On nous a parlé de malchance, aussi. Faites-moi rire. Ne me parlez surtout pas de malchance. Ce moment devait arriver un jour. Nous avons plutôt été chanceux qu'il ne se produise pas avant.

Et espérons qu'il ne se reproduira pas la semaine prochaine pour les matchs du baseball majeur. Ça serait une honte au niveau de l'Amérique du Nord en entier. (Il semble que les gens du baseball n'aient pas apprécié de devoir retarder leurs travaux d'une journée, parce qu'il faut transformer ce stade de soccer en stade de baseball avant l'arrivée des Mets et des Blue Jays.)

La honte, c'est aussi mon collègue Pascal Milano qui rigole. Il se dit tellement brave qu'il traverse le pont Champlain, emprunte l'autoroute Ville-Marie et stationne sa voiture sous le Stade olympique.

Ou mon copain de Toronto, établi à Montréal, qui travaille en cinéma: «Ce stade ressemble de plus en plus à un décor de mauvais film de science-fiction.»

***

Denis Coderre a mis sa gêne de côté et il a eu le courage de mettre le ballon en jeu, hier, dans une cérémonie d'avant-match. Et il n'a pas été hué, ce qui est un beau progrès pour lui.
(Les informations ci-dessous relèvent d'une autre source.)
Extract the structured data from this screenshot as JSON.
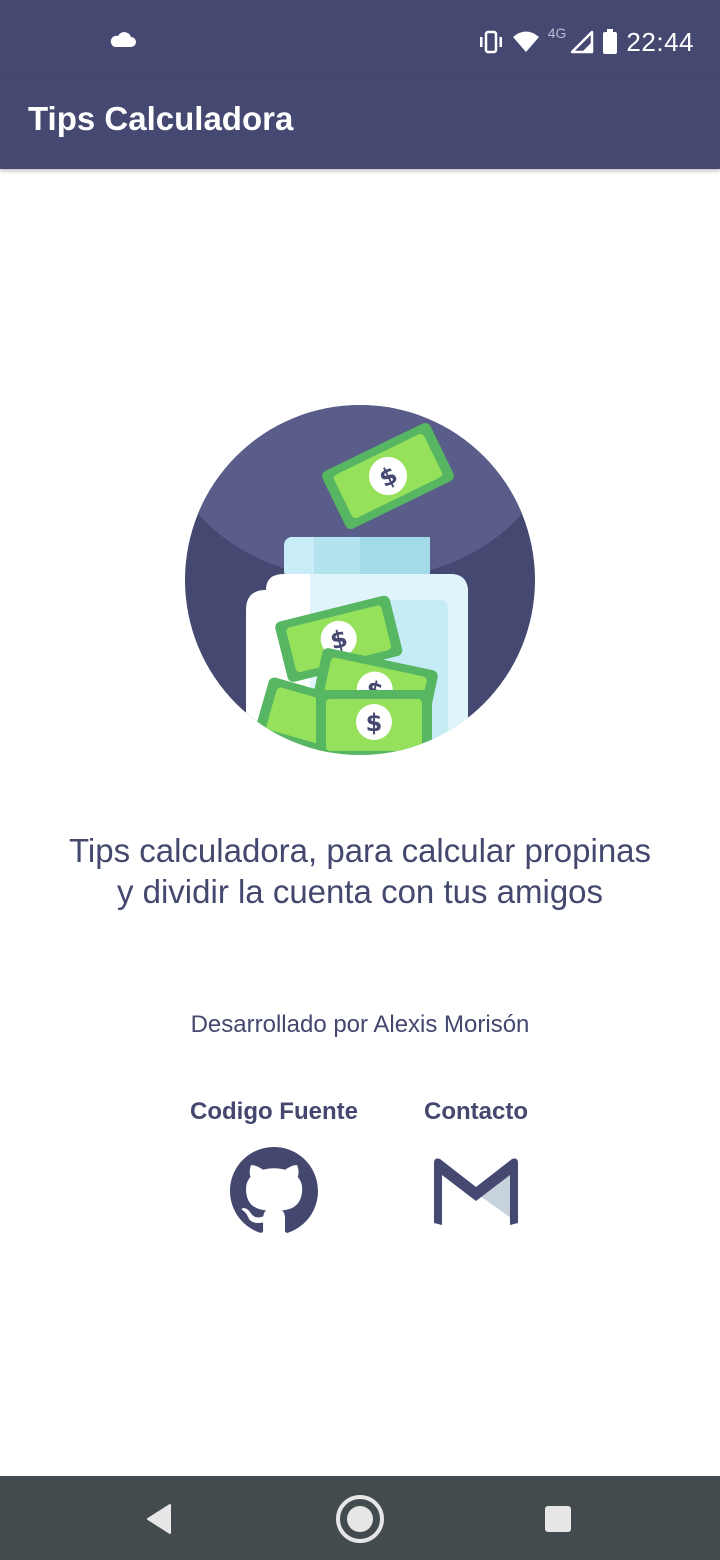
{
  "status_bar": {
    "time": "22:44",
    "network_label": "4G",
    "icons": [
      "cloud-icon",
      "vibrate-icon",
      "wifi-icon",
      "signal-icon",
      "battery-icon"
    ]
  },
  "app_bar": {
    "title": "Tips Calculadora"
  },
  "main": {
    "description": "Tips calculadora, para calcular propinas y dividir la cuenta con tus amigos",
    "developer": "Desarrollado por Alexis Morisón",
    "links": {
      "source_label": "Codigo Fuente",
      "source_icon": "github-icon",
      "contact_label": "Contacto",
      "contact_icon": "mail-icon"
    }
  },
  "nav_bar": {
    "icons": [
      "back-icon",
      "home-icon",
      "recents-icon"
    ]
  },
  "colors": {
    "primary": "#454870",
    "text": "#44476e",
    "money_green": "#57b661",
    "money_light": "#96e15c",
    "jar": "#c8edf6",
    "navbar": "#444b4e"
  }
}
Alors, M. le maire, on compte sur vous pour déposer la question sur la table à Québec. Qui aura le courage politique de régler les problèmes du Stade olympique?

Le match s'est déroulé devant 27 207 personnes. Je m'attendais à plus. Et je dirais même ce que vous savez déjà: 27 207 personnes, c'est un peu mince pour mettre de l'ambiance dans cette immense salle. Même que sans les Ultras, les fans enflammés de l'Impact, on se serait un peu ennuyés.

Près de 40 000 personnes sont attendues samedi prochain pour le baseball. Eh oui, le baseball n'est pas encore mort à Montréal.

J'ai des amis de Québec qui s'en viennent. J'espère ne pas avoir honte encore une fois.